While VC2 is still a beautiful game by PSP standards, it lacks the jaw dropping quality of the original. In place of the three-dimensional cutscenes are scenes of anime drawing. These scenes are still good and complete the task of moving along the story, just don't expect to be awestruck, as many of us were while playing the original. To suit the new style, they've even come up with some ways of enhancing some of the more boring scenes. Some games will have the pictures of characters next to each other as text rolls under them. Valkyria Chronicles II spices this formula up by having each character's box reflect their mood. For example, if two characters are fighting, their pictures might bump into one another angrily.
The core of the game remains nearly untouched, except for a small host of enhancements. VC1's form of half turn-based and half real-time strategy has returned, and it is better than ever. For those who don't know, VC is a bizarre hybrid of strategy elements. It begins on a map of the battlefield, and the player has a certain amount of moves they can make per turn. Once a unit is selected, the camera zooms in for a third-person perspective of that individual unit. The unit can then move around on the map freely, although, enemy soldiers will fire on them if they get too close. Each unit gets one attack per turn, so it must be used wisely.
It may surprise you, but the fantastic gameplay that VC1 employed to win over fans actually plays better on the PSP than on the PS3. This may be because of the system, but it's more likely that Sega has simply found ways, over the last eighteen months, to optimize the gameplay and make it flow more smoothly.
Perhaps the biggest change to that form of gameplay is the inclusion of a new type of unit that uses only melee attacks. It has extremely heavy armor that allows it to charge headfirst into enemy territory and a punishing attack that can nearly kill most units in one swing, but these units wont last long alone and must be used strategically as a part of your fighting force. These troops are specifically strong when paired with a scout that can weaken enemies from afar so the melee class can swoop in to finish them off.
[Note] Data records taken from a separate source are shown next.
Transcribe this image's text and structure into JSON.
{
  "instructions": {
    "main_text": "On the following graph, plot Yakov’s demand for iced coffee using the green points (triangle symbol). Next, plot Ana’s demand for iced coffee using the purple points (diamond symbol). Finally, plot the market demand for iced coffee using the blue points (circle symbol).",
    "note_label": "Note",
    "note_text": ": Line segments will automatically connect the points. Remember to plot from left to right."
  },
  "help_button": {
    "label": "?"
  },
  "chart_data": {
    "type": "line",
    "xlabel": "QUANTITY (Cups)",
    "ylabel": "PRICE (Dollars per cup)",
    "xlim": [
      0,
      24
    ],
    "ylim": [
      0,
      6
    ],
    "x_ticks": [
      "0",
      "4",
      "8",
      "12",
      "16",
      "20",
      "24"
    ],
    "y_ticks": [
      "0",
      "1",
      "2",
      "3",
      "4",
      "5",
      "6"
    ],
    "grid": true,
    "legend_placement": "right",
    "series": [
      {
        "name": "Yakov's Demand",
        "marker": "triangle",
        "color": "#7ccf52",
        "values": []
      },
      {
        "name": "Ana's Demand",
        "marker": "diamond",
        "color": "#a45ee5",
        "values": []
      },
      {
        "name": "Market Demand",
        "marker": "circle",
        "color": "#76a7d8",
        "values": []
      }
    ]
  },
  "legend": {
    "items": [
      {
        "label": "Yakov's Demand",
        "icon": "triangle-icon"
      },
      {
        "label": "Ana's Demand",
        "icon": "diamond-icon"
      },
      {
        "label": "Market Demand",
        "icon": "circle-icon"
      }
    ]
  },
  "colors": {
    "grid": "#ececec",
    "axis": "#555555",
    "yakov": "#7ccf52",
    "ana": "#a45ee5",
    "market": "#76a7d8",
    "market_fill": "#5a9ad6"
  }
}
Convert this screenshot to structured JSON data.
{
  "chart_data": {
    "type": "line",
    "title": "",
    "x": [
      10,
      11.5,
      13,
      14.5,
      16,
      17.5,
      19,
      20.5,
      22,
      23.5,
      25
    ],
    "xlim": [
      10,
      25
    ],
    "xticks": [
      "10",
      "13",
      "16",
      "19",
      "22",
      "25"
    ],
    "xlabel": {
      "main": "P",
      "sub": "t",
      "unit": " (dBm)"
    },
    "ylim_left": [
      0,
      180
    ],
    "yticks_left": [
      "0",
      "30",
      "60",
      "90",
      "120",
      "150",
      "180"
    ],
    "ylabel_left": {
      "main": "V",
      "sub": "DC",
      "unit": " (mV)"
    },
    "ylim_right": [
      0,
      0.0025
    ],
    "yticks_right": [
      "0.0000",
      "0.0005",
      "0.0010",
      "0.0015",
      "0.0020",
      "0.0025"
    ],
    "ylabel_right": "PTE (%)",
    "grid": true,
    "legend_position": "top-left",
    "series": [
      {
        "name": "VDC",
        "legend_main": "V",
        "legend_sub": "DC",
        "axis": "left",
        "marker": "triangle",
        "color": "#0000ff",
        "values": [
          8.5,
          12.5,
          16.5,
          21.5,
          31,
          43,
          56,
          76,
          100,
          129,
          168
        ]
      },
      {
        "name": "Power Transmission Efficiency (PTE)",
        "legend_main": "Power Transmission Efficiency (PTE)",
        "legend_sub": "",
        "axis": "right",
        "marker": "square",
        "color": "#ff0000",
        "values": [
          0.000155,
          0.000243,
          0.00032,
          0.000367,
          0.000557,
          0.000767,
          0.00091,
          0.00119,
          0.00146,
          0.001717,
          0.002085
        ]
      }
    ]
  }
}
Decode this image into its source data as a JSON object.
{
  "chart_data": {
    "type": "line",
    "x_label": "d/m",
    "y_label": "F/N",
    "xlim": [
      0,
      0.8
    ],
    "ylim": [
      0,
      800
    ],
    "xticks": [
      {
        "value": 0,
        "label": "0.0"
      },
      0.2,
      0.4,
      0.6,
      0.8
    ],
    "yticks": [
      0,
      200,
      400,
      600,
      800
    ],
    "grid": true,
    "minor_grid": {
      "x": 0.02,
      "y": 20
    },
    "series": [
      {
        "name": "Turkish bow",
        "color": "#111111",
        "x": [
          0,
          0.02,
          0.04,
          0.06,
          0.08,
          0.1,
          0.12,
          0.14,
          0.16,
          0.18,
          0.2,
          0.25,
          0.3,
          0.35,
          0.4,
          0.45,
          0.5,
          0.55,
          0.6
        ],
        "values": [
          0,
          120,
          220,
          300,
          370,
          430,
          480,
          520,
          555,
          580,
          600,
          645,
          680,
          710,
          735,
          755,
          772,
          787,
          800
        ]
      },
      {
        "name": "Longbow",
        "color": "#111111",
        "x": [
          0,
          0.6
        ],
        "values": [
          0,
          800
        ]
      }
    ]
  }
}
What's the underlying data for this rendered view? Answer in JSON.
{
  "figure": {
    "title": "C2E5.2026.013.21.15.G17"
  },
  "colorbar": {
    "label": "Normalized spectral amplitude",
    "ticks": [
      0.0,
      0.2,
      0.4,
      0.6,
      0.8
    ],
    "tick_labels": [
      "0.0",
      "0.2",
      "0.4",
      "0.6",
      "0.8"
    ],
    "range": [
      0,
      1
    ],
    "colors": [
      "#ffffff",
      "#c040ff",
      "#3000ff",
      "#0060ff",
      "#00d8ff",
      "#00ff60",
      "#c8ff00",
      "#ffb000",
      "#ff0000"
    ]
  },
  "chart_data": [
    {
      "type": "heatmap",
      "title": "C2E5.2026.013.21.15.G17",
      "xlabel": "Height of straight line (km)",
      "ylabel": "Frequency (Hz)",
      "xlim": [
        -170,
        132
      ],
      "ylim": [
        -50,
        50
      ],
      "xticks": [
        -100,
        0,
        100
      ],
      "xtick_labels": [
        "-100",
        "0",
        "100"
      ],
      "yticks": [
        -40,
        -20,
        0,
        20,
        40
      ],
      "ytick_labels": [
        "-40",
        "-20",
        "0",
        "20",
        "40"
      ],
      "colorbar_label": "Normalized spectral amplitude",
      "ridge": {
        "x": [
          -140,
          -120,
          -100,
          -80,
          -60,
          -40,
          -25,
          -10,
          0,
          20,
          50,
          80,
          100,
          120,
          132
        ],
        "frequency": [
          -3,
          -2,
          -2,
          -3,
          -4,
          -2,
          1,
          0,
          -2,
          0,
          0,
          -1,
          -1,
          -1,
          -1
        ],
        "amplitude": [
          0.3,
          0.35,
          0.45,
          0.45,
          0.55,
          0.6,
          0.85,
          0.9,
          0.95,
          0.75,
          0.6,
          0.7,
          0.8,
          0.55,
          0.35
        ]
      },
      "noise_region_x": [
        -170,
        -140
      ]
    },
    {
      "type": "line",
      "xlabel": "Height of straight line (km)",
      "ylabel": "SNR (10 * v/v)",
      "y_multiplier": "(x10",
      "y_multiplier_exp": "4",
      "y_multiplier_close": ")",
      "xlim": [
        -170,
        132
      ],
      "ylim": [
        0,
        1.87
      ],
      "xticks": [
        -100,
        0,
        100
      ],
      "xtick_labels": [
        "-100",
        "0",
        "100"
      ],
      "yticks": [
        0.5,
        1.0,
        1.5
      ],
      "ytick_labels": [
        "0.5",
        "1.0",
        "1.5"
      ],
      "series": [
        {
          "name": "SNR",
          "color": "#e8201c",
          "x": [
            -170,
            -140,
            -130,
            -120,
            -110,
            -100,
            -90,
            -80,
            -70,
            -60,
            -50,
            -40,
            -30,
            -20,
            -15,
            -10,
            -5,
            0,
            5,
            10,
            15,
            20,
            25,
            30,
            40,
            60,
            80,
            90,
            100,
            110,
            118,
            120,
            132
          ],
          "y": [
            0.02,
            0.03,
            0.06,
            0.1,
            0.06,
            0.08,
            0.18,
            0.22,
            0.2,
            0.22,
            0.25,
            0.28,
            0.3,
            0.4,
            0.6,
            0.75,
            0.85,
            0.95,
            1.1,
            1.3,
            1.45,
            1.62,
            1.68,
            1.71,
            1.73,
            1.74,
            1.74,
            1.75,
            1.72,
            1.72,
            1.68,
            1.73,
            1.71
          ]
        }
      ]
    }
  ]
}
Outside of the tactical gameplay, there's not much that is returning to the game. VC1's storybook mode is out. In its place is a fortress type structure that players view like a map. The different rooms of the fortress light up when they have missions for the player. This is the area where the player will manage the entire campaign. The R&D room returns, so you can build new weapons and equipment, along with other areas like Drill Grounds and Mess Hall.